Von hier aus folgt eine Reihe an Zimmern, die mit Fresken aus der zweiten Hälfte des 17. Jahrhunderts und mit kostbaren Einrichtungsgegenständen aus eben dieser Zeit ausgestattet sind. Im Erdgeschoss kann man neben den Wohnbereichen, die einst von dem Cavaliere Carlo Bacigalupo bewohnt wurden und in denen sich kostbare Fußböden aus dem Ende des 19. Jahrhundert und zahlreiche Möbel aus dieser Epoche befinden, andere Zimmer besuchen, die sehr edel eingerichtet sind. In einem dieser Räume hängt das älteste bekannteste Portrait der Mathilde von Canossa. Es handelt sich um eine Wandleinwand, die aus dem frühen 15. Jahrhundert stammt.

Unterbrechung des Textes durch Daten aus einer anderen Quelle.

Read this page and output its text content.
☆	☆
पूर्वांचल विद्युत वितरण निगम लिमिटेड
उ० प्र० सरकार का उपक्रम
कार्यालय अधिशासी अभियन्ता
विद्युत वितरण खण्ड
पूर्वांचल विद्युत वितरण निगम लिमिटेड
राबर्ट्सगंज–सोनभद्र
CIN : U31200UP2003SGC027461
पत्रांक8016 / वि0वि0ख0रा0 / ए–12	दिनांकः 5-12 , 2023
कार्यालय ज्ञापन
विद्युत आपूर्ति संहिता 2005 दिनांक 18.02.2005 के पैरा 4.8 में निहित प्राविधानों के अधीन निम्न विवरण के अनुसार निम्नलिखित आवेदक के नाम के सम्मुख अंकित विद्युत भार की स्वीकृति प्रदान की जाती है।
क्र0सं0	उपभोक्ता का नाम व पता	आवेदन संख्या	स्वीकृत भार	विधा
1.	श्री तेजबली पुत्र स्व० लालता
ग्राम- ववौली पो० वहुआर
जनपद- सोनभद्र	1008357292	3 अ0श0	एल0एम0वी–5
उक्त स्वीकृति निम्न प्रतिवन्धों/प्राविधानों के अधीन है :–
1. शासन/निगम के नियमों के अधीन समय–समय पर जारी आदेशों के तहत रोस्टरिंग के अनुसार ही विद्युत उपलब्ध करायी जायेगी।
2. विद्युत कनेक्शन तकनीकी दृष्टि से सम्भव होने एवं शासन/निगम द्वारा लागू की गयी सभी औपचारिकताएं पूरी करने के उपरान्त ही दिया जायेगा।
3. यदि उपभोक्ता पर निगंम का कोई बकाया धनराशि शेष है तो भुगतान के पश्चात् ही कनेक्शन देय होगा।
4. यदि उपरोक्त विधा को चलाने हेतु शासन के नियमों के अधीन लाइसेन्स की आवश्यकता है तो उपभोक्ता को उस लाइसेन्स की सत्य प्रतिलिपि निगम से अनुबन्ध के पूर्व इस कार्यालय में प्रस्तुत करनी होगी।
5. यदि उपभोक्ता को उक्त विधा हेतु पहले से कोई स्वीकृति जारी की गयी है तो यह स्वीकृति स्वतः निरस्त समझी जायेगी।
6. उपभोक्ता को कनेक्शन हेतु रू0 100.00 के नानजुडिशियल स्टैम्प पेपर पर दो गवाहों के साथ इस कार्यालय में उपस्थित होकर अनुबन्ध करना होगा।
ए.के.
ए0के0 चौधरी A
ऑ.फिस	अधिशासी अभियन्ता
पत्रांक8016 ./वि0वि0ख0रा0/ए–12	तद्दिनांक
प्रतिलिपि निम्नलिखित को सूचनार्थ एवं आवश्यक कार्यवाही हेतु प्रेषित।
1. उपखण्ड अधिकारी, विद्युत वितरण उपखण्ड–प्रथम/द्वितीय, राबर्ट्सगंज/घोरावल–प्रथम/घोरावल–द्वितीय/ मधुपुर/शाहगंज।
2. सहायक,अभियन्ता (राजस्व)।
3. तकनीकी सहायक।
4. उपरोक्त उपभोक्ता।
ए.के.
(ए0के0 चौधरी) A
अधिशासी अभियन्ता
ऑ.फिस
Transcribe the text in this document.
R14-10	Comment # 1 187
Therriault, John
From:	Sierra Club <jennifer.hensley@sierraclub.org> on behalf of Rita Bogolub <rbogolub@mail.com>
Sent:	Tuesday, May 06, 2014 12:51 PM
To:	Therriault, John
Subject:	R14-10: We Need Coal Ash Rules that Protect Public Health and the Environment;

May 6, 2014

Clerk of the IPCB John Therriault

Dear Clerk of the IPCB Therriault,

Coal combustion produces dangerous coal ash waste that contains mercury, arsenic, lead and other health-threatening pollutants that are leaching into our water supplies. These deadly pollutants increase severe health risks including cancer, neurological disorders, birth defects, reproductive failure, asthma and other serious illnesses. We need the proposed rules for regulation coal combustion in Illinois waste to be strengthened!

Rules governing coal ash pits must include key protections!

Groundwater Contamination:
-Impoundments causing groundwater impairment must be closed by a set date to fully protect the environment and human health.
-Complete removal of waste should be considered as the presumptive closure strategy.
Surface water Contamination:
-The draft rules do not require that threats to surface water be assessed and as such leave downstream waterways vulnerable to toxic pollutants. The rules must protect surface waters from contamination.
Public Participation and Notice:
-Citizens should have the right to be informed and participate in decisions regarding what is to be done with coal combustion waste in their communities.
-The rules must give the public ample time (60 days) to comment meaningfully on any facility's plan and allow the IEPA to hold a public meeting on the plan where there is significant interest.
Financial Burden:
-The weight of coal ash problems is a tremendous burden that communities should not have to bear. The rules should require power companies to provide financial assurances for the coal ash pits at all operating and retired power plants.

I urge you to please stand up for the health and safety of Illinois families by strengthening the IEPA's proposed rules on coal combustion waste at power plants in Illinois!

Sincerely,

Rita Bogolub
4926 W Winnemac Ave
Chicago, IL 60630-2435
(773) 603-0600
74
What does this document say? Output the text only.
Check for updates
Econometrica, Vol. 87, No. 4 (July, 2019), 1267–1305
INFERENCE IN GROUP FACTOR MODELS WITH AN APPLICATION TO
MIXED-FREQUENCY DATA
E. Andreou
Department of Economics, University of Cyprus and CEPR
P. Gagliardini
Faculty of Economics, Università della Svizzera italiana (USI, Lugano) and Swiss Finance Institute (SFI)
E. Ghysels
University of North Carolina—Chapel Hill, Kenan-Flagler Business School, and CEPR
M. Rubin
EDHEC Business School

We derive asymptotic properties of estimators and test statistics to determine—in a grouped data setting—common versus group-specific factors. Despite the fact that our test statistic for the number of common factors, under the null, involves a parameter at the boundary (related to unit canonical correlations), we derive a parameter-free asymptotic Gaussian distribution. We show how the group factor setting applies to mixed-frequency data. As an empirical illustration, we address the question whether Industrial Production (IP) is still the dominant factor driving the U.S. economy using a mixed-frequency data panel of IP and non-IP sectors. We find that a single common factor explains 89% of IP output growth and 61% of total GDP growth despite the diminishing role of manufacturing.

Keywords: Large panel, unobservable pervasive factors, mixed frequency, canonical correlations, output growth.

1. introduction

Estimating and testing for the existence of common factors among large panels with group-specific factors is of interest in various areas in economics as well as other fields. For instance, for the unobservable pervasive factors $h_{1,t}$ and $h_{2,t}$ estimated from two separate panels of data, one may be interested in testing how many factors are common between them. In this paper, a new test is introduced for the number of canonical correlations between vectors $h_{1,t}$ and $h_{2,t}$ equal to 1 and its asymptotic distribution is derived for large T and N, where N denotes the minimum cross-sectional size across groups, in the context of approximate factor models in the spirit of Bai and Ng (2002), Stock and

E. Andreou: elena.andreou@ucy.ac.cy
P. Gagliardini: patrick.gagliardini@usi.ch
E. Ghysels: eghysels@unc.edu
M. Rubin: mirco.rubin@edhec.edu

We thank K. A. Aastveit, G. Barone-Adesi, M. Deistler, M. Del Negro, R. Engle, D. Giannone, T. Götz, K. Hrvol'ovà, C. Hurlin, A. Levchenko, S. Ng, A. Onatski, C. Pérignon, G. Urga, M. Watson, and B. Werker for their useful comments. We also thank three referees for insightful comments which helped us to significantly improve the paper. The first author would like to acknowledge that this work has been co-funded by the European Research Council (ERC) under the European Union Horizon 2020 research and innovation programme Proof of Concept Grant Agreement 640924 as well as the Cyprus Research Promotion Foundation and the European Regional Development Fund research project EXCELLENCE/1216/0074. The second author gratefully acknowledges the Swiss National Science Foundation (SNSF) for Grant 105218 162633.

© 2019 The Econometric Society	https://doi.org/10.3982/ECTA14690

Von beachtlichem Interesse sind die Küchen, die heute noch mit den ursprünglichen Möbeln eingerichtet sind, die von Carlo Bacigalupo Ende des 19. Jahrhunderts ins Schloss gebracht wurden. Zur Bergseite hinter dem Schloss erstreckt sich in der Nähe eines kürzlich restaurierten Kolonialgebäudes einer der bedeutendsten Olivenhaine im Territorium von Reggio. Er konnte mühelos erhalten werden, weil er von einer steilen Felswand geschützt wird, die die kalten Nordwinde abhält.
In dem Wald, der das Schloss umgibt, befinden sich dichte Baumgruppen. Sie werden von hochgewachsenen Eichen dominiert, die aus einem Landschaftskontext von seltener Schönheit stammen. Im Gebiet der Quattro Colli gibt außer dem Bianello eine Festungsstruktur, die – obwohl sie zu Ruinen verkommen ist – die größte Baukomplexität aufweist. Sie befindet sich auf dem Monte Vetro, wo es eine komplexe Folge von Mauerstrukturen mit Erdwällen, Wohnhausanlagen und anderen Manufakturen gibt, die die Bedeutung dieses antiken Festungskerns bestätigen. Hierhin gelangt man über einen Weg, der von der darunterliegenden Pfarrkirche S. Antonino abzweigt, den westlichen Teil des Hügels hinaufführt und einen wundervollen Kastanienhain durchquert. Dieser wiederum zeichnet sich durch einzelne hochstämmige Bäume aus, die für das Pflanzenpanorama des am Fuße der Hügel liegenden Gebiets um Reggio sehr ungewöhnlich sind. Ein gewundenes Wegesystem verbindet die Quattro Colli zu einer zauberhaften Wegstrecke, die das große naturalistische Interesse des Gebiets mit der begleitenden Präsenz eines außergewöhnlichen historischen Patrimoniums verbindet. Wegen dieser bedeutenden Eigenschaften wurde der Komplex der Quattro Colli kürzlich als Kandidat für die Auszeichnung SIC (Gebiet von gemeinschaftlicher Bedeutung) nominiert.